Una passione che mi ha portato a gestire dei gruppi nei social e a conoscere nel dettaglio il modo di agire dei bookmakers e le modalità con cui adesca lo scommettitore inconsapevole. In quel periodo di tempo ne ho sentito di cotte e di crude.

  • Storie di persone che hanno letteralmente perso la testa per le scommesse
  • Persone che hanno buttato dalla finestra una montagna di soldi
  • Gente che ha messo in discussione le relazioni sociali e professionali per un qualcosa di ingestibile e che oramai li gestiva
  • Ragazzi giovanissimi sempre in attesa del guru di turno ad elemosinare un pronostico che li avrebbe portati all’ennesima perdita

Ho compreso che le dinamiche emotive con cui uno scommettitore agisce sono davvero molto complesse. Lo scommettitore medio non è una persona libera, crede di esserlo.

Pensa che sia così e invece non lo è affatto. Non è una persona autonoma e, soprattutto, non ha conoscenze finanziarie.

E’ alla base della mentalità di chi scommette cercare di vincere il più possibile investendo la minor somma di denaro. L’obiettivo è sempre lo stesso: cercare la vincita del secolo che possa cambiare nel minor tempo possibile lo stato attuale.
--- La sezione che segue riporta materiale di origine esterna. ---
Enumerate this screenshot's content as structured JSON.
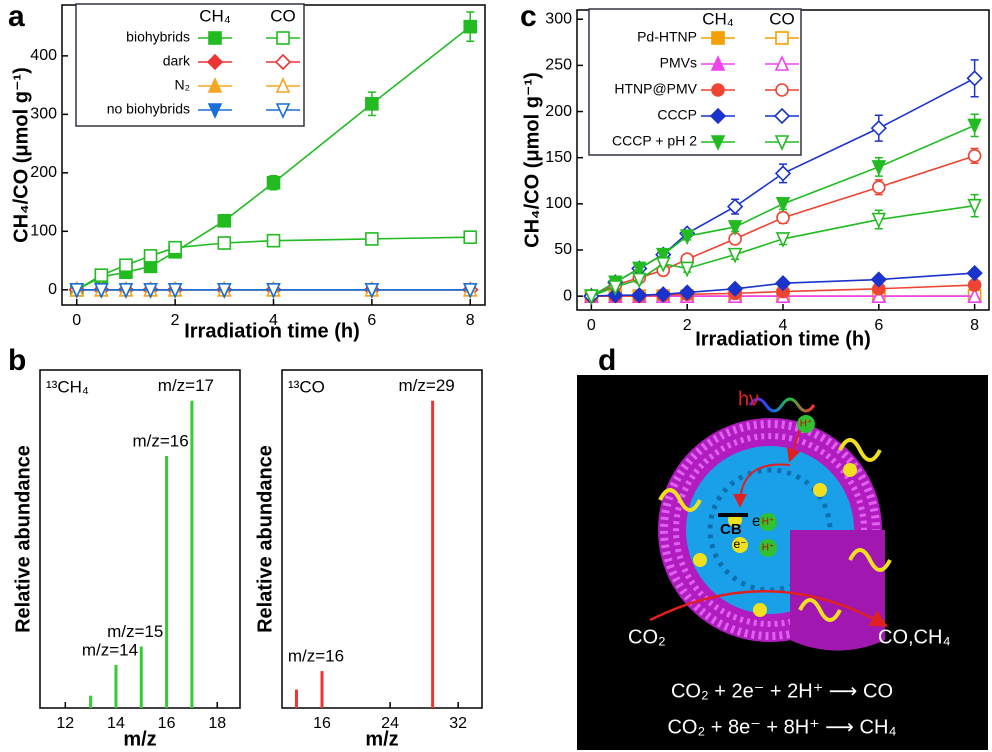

Come? Preferendo ed in molti casi piazzando solamente multiple; pochi spiccioli per avere guadagni con tripli zeri, non comprendendo che molto spesso, se non addirittura sempre, si vanno a perdere somme di denaro che nell’immediato possono sembra esigue, ma nel tempo, sommandole, risultano essere elevate.

In molti casi non è stabilita una soglia di investimento o nemmeno si da importanza al Money Management. Con quelli che per alcuni sembrano pochi spiccioli, alla fine di un anno, se si sommano le puntate, si arriva a parlare di migliaia di euro.

Potresti anche non crederci, ma basterebbe addizionare tutte le scommesse toppate in un anno per avere un’idea chiara della cifra persa, anzi no!

La maggior parte degli scommettitori non tiene nota delle scommesse fatte, così da non poter mai tenere sotto controllo la vera entità dei soldi persi in un determinato periodo.

Se a questo si aggiungono tutte le dinamiche emotive che si innescano: paura di perdere, voglia di rivalsa, rabbia, atteggiamento sfidante, dubbie intuizioni, tifoseria sfrenata, come puoi ben capire diventa un calderone pronto ad esplodere e a innescare meccanismi psicologici patologici.

Ecco, io ho vissuto quel periodo con una certa inquietudine: anche se effettivamente non ho mai avuto una dipendenza da gioco, osservavo tutte queste storie, storie umane e di amici stretti che mi facevano molto riflettere sul mondo del betting.

Poi, ho conosciuto Marco, abbiamo unito le nostre esperienze, le nostre competenze, e ho compreso che tutto quello che avevo imparato, tutta la mia esperienza, potevano essere riconvertite in qualcosa di buono, prima per me stesso e poi in favore degli altri. Tutto questo ha portato alla nascita di Bet Healing.